Food has reached needy in Indonesia, Lanka: UN
The United Nations said food aid has reached all the needy in Sri Lanka and many of those in Indonesia, while both tsunami-battered nations worked to defuse tensions with insurgencies to make sure the massive relief effort is not disrupted.
With more than USD 4 billion in aid promised, UN officials met in Geneva with hopes of persuading donors to honour their pledges and ensure that survivors get the help they need.
In New York, a senior official in the UN Office for the Coordination of Humanitarian Affairs was upbeat on the progress of aid deliveries following the December 26 disaster, which hit 11 countries in Asia and Africa, killing more than 1,50,000 people.
In Sri Lanka, "the overall relief effort ... has really gone over the hump," Kevin Kennedy told reporters on Tuesday. "They think they have a good grip on things ... The food assistance, if that can be used as a barometer ... has been delivered to all the affected people in Sri Lanka."
But he said some villages along the hard-hit west coast of Indonesia's Sumatra Island -- where more than 1,00,000 people died - was yet to be reached.

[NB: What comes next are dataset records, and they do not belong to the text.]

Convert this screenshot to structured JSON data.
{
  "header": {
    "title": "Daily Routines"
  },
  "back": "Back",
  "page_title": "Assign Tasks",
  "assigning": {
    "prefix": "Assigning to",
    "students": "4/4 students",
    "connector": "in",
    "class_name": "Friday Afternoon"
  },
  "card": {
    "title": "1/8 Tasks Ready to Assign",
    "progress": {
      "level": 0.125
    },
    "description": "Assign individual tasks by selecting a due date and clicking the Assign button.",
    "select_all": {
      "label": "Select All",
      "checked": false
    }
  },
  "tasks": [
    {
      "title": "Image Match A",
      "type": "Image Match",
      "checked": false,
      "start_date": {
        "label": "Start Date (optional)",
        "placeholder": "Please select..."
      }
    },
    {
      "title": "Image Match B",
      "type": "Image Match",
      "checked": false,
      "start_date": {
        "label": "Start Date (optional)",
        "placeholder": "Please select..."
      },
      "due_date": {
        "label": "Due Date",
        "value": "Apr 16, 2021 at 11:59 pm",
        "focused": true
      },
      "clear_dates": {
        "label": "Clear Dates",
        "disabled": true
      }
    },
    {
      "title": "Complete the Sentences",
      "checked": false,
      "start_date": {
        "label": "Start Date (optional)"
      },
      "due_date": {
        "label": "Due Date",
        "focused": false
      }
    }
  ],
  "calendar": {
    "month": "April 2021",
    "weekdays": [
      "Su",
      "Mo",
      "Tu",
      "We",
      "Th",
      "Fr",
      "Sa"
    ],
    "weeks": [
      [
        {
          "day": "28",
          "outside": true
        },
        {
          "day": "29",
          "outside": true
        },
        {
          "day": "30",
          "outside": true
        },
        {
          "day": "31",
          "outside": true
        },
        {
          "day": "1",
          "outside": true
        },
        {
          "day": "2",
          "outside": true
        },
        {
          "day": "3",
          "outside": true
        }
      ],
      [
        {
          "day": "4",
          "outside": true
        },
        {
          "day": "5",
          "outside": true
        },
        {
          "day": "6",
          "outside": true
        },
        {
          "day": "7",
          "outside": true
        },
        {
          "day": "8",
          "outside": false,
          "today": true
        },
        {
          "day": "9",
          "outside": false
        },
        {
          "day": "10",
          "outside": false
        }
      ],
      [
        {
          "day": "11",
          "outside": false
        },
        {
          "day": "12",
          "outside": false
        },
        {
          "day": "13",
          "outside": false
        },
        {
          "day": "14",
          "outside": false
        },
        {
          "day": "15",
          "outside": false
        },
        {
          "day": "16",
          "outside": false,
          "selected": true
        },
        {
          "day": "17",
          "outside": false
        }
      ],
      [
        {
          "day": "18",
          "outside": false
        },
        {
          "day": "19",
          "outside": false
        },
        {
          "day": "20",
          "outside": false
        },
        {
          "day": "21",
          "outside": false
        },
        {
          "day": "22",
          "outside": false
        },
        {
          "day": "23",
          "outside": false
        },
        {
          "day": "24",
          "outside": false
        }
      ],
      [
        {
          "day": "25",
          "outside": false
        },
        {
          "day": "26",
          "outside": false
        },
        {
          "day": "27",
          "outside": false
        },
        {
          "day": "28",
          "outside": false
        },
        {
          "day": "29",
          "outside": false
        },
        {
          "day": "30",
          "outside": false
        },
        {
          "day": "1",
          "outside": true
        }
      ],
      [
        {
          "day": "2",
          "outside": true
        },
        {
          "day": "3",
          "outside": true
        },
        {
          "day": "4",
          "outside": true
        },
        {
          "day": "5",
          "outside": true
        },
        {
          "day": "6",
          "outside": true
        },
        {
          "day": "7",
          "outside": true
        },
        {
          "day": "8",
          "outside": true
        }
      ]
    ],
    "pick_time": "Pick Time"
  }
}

He said the UN's World Food Programme was already delivering food assistance to 3,00,000 people on the island.
Worst affected by last month's massive earthquake and tsunami was Aceh, Sumatra's northernmost province, which has been long wracked by a separatist rebellion. In a bid to focus all resources on disaster efforts, Indonesia's military chief offered a ceasefire, matching a unilateral one declared by the insurgents.